Link to 3D Virtual World technology
The affordances provided by our virtual world technology (described in 9a) and our approach to scenario design suggest a tight fit with the conditions that the above theories suggest are needed for optimal learning. The 3D learning activities that we have created aim to place learners in a learning context that more closely resembles the practice context that these learners are preparing to apply their knowledge within.
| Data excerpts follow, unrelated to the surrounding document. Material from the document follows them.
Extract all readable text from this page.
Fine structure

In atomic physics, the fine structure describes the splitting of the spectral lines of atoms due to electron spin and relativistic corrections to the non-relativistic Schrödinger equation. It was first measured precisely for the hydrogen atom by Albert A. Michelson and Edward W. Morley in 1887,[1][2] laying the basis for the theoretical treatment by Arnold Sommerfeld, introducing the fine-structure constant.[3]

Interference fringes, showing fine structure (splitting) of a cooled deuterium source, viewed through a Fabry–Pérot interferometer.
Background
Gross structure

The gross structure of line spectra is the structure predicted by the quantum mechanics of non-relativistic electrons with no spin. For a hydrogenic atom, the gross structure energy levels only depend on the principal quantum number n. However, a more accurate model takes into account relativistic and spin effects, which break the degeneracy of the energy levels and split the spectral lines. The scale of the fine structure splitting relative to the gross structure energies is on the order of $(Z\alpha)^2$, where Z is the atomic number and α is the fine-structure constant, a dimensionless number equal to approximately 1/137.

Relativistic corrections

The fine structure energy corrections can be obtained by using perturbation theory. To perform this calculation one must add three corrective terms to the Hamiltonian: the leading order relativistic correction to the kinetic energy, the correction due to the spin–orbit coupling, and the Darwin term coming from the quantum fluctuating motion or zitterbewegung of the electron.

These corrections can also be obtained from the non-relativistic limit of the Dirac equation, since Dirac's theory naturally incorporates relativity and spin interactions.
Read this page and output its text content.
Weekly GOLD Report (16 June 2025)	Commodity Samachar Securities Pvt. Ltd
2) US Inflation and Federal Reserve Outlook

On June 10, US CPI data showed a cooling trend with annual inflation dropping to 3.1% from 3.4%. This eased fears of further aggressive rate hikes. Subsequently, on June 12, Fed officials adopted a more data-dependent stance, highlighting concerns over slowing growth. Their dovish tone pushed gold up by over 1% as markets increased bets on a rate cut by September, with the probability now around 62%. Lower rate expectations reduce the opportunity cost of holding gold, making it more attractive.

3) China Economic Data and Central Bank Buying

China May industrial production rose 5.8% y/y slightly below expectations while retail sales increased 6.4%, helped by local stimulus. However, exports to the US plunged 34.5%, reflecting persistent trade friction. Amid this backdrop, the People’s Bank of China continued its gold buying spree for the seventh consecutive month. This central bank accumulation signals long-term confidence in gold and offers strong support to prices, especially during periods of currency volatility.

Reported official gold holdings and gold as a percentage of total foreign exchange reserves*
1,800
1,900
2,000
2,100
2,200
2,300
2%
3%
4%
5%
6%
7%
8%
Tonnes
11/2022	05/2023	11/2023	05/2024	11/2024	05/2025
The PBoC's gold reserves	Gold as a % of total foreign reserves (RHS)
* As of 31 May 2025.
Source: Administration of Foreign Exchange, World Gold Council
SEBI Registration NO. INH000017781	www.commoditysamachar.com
That is the virtual world setting has been designed to resemble a hospital ward within which learners are required to collaborate and communicate in teams in order to achieve certain goals.
By creating situated 3D immersive learning experiences in which students are challenged to work collaboratively within their zones of proximal development we hope to provide optimal learning conditions and encourage deep approaches to learning that may result in enhancements to students communication and team working behavior in the real world.
The Intervention
The intervention evaluated in this study will be the learning that takes place within a virtual world environment designed to depict a hospital ward.
In addition the virtual world also contains an orientation space which aims to support the students to use the tools and techniques required to interact with the virtual world. This space will also encourage the students to practice certain communication techniques and team working strategies.